Diciamo che “il gobbo di Algeri” aveva un vantaggio notevole come il 3-0 del Milan ad Istanbul. Mentre la calura si preparava a fare le valige e a trasferirsi sullo Stivale, ecco la doccia fredda dal nord Europa con un recupero sul 3-3 e, diremmo, un netto sorpasso.
Una Caporetto insomma.
Come mai?
Tradimento, alto tradimento! Ebbene si, l’anticiclone delle Azzorre ha deciso di puntare verso nord ed eccone le conseguenze: impulsi di aria fredda collegati a vortici depressionari scenderanno nel Mediterraneo determinando condizioni di instabilità soprattutto al centro-sud e sull’Adriatico ma soprattutto mantenendo le temperature ben al di sotto della media del periodo.
Al nord delle Alpi si stima anche 7-9°C più fredde rispetto ad un giugno classico: davvero un bel freddino.
Che la cosa serva a tutti di lezione:
-fare previsioni a lungo termine è ancora una chimera.
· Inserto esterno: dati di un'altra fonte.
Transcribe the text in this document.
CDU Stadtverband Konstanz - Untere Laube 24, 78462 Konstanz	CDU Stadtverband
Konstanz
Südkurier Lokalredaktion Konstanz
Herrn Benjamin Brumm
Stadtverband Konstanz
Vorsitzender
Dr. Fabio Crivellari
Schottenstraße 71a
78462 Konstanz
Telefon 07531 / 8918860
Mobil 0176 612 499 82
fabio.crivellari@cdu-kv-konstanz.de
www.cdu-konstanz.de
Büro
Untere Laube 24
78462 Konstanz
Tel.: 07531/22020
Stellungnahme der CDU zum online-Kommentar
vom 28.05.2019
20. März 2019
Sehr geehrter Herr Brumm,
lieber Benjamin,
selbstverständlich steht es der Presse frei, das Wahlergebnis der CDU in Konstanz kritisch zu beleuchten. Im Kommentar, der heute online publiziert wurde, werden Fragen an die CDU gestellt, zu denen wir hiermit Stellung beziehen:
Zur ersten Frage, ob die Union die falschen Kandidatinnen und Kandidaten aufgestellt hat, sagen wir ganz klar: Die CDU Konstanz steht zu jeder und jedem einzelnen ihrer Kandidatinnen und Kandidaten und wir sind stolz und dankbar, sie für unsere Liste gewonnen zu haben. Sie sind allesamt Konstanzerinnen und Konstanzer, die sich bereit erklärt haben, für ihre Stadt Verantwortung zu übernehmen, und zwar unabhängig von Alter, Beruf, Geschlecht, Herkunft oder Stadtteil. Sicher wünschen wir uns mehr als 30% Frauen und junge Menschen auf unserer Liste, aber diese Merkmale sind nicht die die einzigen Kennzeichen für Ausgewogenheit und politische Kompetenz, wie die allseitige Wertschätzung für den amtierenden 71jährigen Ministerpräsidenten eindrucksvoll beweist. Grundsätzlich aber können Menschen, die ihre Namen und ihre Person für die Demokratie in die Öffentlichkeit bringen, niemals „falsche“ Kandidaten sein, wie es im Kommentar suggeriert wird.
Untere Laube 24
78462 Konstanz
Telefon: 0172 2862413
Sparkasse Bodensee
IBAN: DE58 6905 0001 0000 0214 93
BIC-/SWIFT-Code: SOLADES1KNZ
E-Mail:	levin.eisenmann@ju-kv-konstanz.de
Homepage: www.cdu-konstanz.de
Chi parlava di estate record oggi si nasconderà nell’angolino, chi aveva previsto una stagione inizialmente inceppata gongolerà e lo griderà ai 4 venti, salvo poi nascondersi nel momento in cui si tornerà improvvisamente a parlare di caldo.
E’ il valzer del meteo, il teatrino delle vanità, delle profezie mancate e dei semidei illuminati.